Joseph Conrad: The Sense of Self

Joseph Conrad's stories The Secret Sharer, Heart of Darkness, and The Shadow Line share a number of themes. All three stories deal with a process of maturing that involves the loss of youthful illusions, a process usually precipitated by an actual "trial" that challenges the protagonist's professional skills as well as his assumptions about his identity and sanity. In successfully dealing with the crisis, the protagonist reconstructs his identity and develops moral ideas rooted in acknowledgement of his own and others' human weaknesses and thus of men's necessary interdependence.

Each story is related from the point-of-view of one narrator: Marlow in Heart of Darkness and an unnamed captain in his first command in both The Secret Sharer and The Shadow Line. All exhibit a naive or idealized view of the world. Marlow chooses to go to the Congo because, since a boy, that part of Africa had always "charmed him." When the narrator of The Shadow Line unexpectedly wins the command of a ship as a replacement for a newly deceased captain, he looks forward to going "out to sea. The sea-which was pure, safe and friendly" (96). Likewise, the narrator of The Secret Sharer prematurely delights in "the great security of the sea" (23).

All three narrators are also solitary figures. The two new captains are isolated by virtue of their position; they cannot become intimate with their men without the risk of losing their respect, and Marlow is culturally isolated in the African jungle.

Each narrator encounters an actual physical trial. The new captain in The Shadow Line finds, when at sea and with a crew afflicted by tropical fevers, that the "mad" former captain has disposed of the store of life-saving quinine. The situation is aggravated by the fact that they are unable to find a wind to propel them, languishing for days on a stagnant sea. As Marlow makes his way up the "River," he is delayed, suffers losses, and finds the experience of the jungle more overwhelming than he anticipated. In contrast, the captain's trial in The Secret Sharerseems to be only that of becoming comfortable with his new command, thus an internal trial, but he then "takes on" the trial of hiding Leggatt, introducing the distressing possibility of discovery.

Yet it is the psychological crisis that each narrator goes through in response to his difficulties that Conrad is most concerned with and he uses the device of "doubling" in all three stories to bring out the psychological complexities of the narrators' struggles. The Secret Sharer's captain "identifies" with Leggatt, while Marlow "admires" Kurtz, and The Shadow Line's captain "relies on" Ransome, the able sailor with a weak heart. A second level of doubling occurs in the latter story when the pairing of the captain and Ransome are opposed to the pair of the unstable former captain and the second mate, Burns, whom the former captain has almost driven insane. Yet, both Leggatt and Kurtz are portrayed as able, even gifted men who have gone too far. Further, the double characters are associated with insanity. Kurtz has sunk into madness. Not yet mad, Leggatt, like Kurtz, cannot control his anger, and Burns and his former captain are mentally unstable.

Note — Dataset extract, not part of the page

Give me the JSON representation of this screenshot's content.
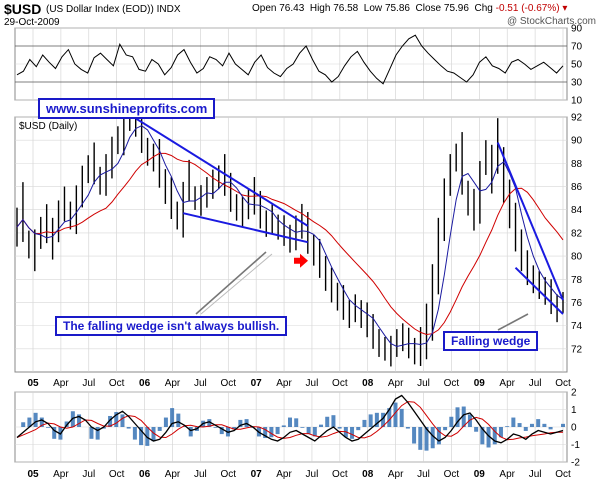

These contrasting doubles all "pull" on the narrators; the narrators are either attracted by certain positive qualities or repelled by their double's lack of "moral restraint" or both. Yet it is through their relations with their "doubles" that the narrators learn about themselves. Stress and relating to their doubles cause all three narrators to question their own sanity and thus become familiar with their own limits. All three stories play on the imagery of darkness to represent this process; at the height of stress the darkness is most intense. The criminality of Leggatt, the brutality of Kurtz, and the self-centeredness of the former captain in The Shadow Line serve to underscore the dangers of giving into one's passions; their stories are a lesson in what not to do when one is under stress. At the same time, by being temporarily seduced by, then by examining and separating out the mistakes of their doubles, the narrators draw new conclusions and incorporate new knowledge not only about themselves but about the responsibilities and realities of their chosen roles. Marlow announces that he "remained loyal to Kurtz to the last" (149), and the captain of The Shadow Line admits survival would not have been possible without his dedicated crew who are "worthy of [his] undying regard" (120). An inkling of these signs of a maturity that acknowledges men's interdependence can also be found in the unnamed captain's last gesture toward Leggatt in his gift of the white hat. This expression of compassion for Leggatt's "mere flesh" saves the ship and indicates he has emerged from his self-absorbed isolation to begin to learn to lead his men.